鹿璎冷哼一声,开始巴拉巴拉和皇上告状,把那个禁军统领说成个十恶不赦的混蛋。
鹿璎这人,上辈子也是个睚眦必报的。
你对我好,我恨不能对你掏心掏肺。
你对我不好,那不好意思,我会加倍奉还。
禁军统领今晚可算是踩在鹿璎的雷区了,她就看不惯这种小人,必须给点颜色瞧瞧。
皇上知道鹿璎不是故意骗他的也,也知道鹿璎没有背叛他了,自然还是向着鹿璎的。
当即就沉声道:“知道了,朕会让禁军统领受到惩罚的。”
鹿璎却道:“只受到惩罚还不行,求皇帝舅舅让他的惩罚等级达到被抬出去的级别,还要将他一撸到底。这样得志便猖狂的小人,怎么能留在皇帝舅舅身边呢?”
皇上想也不想的就道:“好,朕答应你。”
也算是给鹿璎今晚挨打的一个补偿吧。
“来人,去将禁军统领拉出去重重地打。打到能抬出去位置。命副统领即可取代军击退了的位置。

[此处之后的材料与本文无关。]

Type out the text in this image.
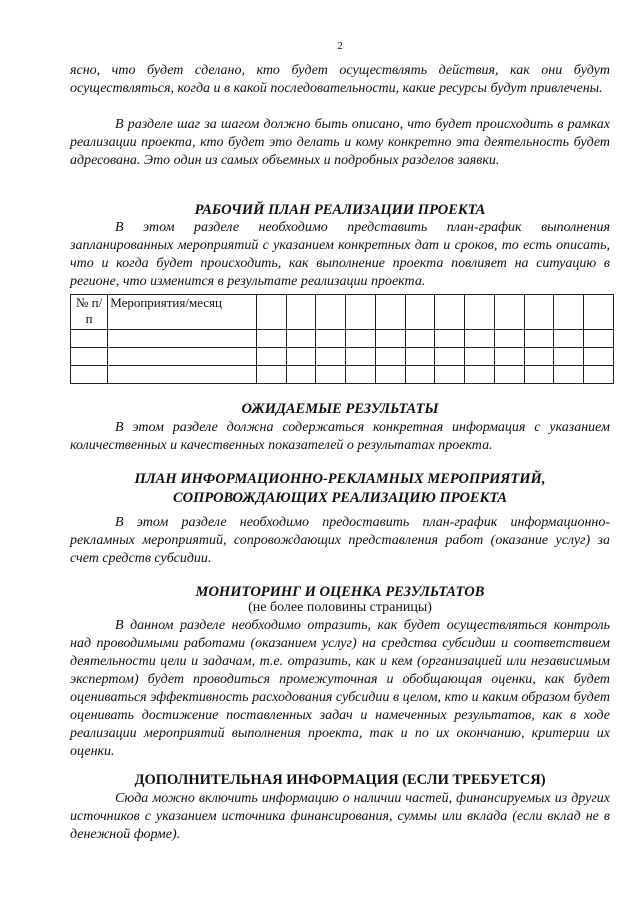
2

ясно, что будет сделано, кто будет осуществлять действия, как они будут осуществляться, когда и в какой последовательности, какие ресурсы будут привлечены.

В разделе шаг за шагом должно быть описано, что будет происходить в рамках реализации проекта, кто будет это делать и кому конкретно эта деятельность будет адресована. Это один из самых объемных и подробных разделов заявки.

РАБОЧИЙ ПЛАН РЕАЛИЗАЦИИ ПРОЕКТА

В этом разделе необходимо представить план-график выполнения запланированных мероприятий с указанием конкретных дат и сроков, то есть описать, что и когда будет происходить, как выполнение проекта повлияет на ситуацию в регионе, что изменится в результате реализации проекта.

№ п/п	Мероприятия/месяц												

ОЖИДАЕМЫЕ РЕЗУЛЬТАТЫ

В этом разделе должна содержаться конкретная информация с указанием количественных и качественных показателей о результатах проекта.

ПЛАН ИНФОРМАЦИОННО-РЕКЛАМНЫХ МЕРОПРИЯТИЙ,
СОПРОВОЖДАЮЩИХ РЕАЛИЗАЦИЮ ПРОЕКТА

В этом разделе необходимо предоставить план-график информационно-рекламных мероприятий, сопровождающих представления работ (оказание услуг) за счет средств субсидии.

МОНИТОРИНГ И ОЦЕНКА РЕЗУЛЬТАТОВ
(не более половины страницы)

В данном разделе необходимо отразить, как будет осуществляться контроль над проводимыми работами (оказанием услуг) на средства субсидии и соответствием деятельности цели и задачам, т.е. отразить, как и кем (организацией или независимым экспертом) будет проводиться промежуточная и обобщающая оценки, как будет оцениваться эффективность расходования субсидии в целом, кто и каким образом будет оценивать достижение поставленных задач и намеченных результатов, как в ходе реализации мероприятий выполнения проекта, так и по их окончанию, критерии их оценки.

ДОПОЛНИТЕЛЬНАЯ ИНФОРМАЦИЯ (ЕСЛИ ТРЕБУЕТСЯ)

Сюда можно включить информацию о наличии частей, финансируемых из других источников с указанием источника финансирования, суммы или вклада (если вклад не в денежной форме).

”
皇上问鹿璎:“这下你满意了吗?”
似乎还是那个对她宠溺无边的皇帝舅舅。
可鹿璎不会相信这个老皇帝一丝一毫了。
这顿打她算是记仇了,她有仇都是当天就报了的,绝对等不到第二天。
所以,狗皇帝,带会有你好看的。
鹿璎一脸兴奋的道:“谢皇帝舅舅。”
现在她笑得有多甜,等会她出手就会有多狠。
“行了,你们退下吧。”皇上摆手道。
霍倾珩抱着鹿璎转身,鹿璎的手摸了摸摆放在殿内的一棵植物,二人离去。
一路上二人都不曾说话,但霍倾珩脚步越来越快,走到最后简直如同飞起。
鹿璎将脸埋在霍倾珩的颈窝里,直到此刻,在他怀里,她的心才是真的安稳下来。
一进了马车,鹿璎立刻抬头亲了上去。
霍倾珩却推开她,赵杰查看她的伤口,森寒的道:“打坏了哪里?我看看,很疼是不是?”
鹿璎又扑上去亲他,在他唇齿间娇声呢喃道:“夫君急疯了吗?打没打坏夫君不知道吗?”
霍倾珩一愣,旋即眼中阴沉的表情散开了一点,但还是酝酿着风暴。
他是急疯了,才会忘记他给鹿璎穿了什么。